Ich garantiere, dass Menschen sehr unterschiedliche Lösungsstrategien haben und dass es selbst bei gleicher Strategie zu unterschiedlichen neuronalen Realisierungen sowie zeitlichen Abläufen kommt, so dass letztlich auch das Verstehen unterschiedlich abläuft.

Dein Argument sehe ich als eine philosophische Abstraktion an, die für wirkliche Experimente untauglich ist.

Für das Vergleichen von Verstehen ist entscheidend, dass die gleichen Bedeutungszusammenhänge, in der gleichen zeitlichen Abfolge stattfinden.

Dies kann man heute (leider) noch nicht einmal im Ansatz experimentell untersuchen.

Thaddäus hat geschrieben:Da du mit wirklicher Existenz materielle Existenz meinst, liegst du offensichtlich falsch. Zahlen sind nun einmal nicht materiell, es gibt sie aber wirklich.
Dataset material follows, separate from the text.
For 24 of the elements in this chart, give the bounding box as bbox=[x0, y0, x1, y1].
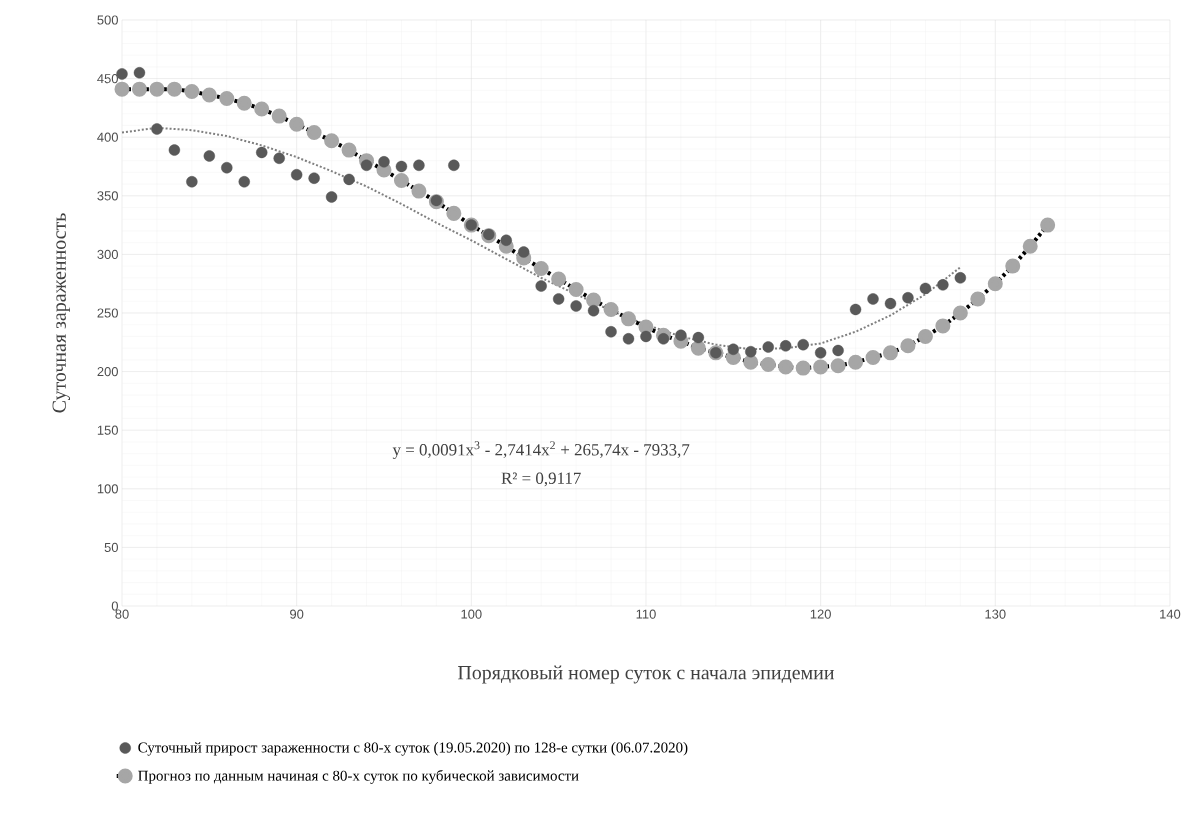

Umgekehrt gibt es Tische, die immateriell werden können, z.B. wenn man von seinem Küchentisch träumen sollte
Nein, Zahlen sind keine existierenden Objekte, sondern Bedeutungen, die nur von aktiven Wahrnehmungssystemen verwaltet werden können.
Von Zahlen geht somit keine Wirkung aus, denn es ist immer das Wahrnehmungssystem selbst, dass die Bedeutung herstellt und auf die jeweilige Situation reagiert.
Wichtig dabei ist, dass ein Wahrnehmungssystem die Bedeutung von Zahlen zuerst mühsam lernen muss.

„Geträumte Tische“ sind aus meiner Sicht ganz und gar nicht immateriell vorhanden, denn auch hierbei handelt es sich (für mich) nur um Bedeutungszusammenhänge, die ein Wahrnehmungssystem verwaltet.

Aus meiner Sicht führt kein Weg daran vorbei, dass du vorlegst, wie du Bedeutung herstellen würdest, so dass sich eine eigenständige, wirkliche Existenz ergeben könnte.

Bisher hast du hierzu noch nichts geliefert.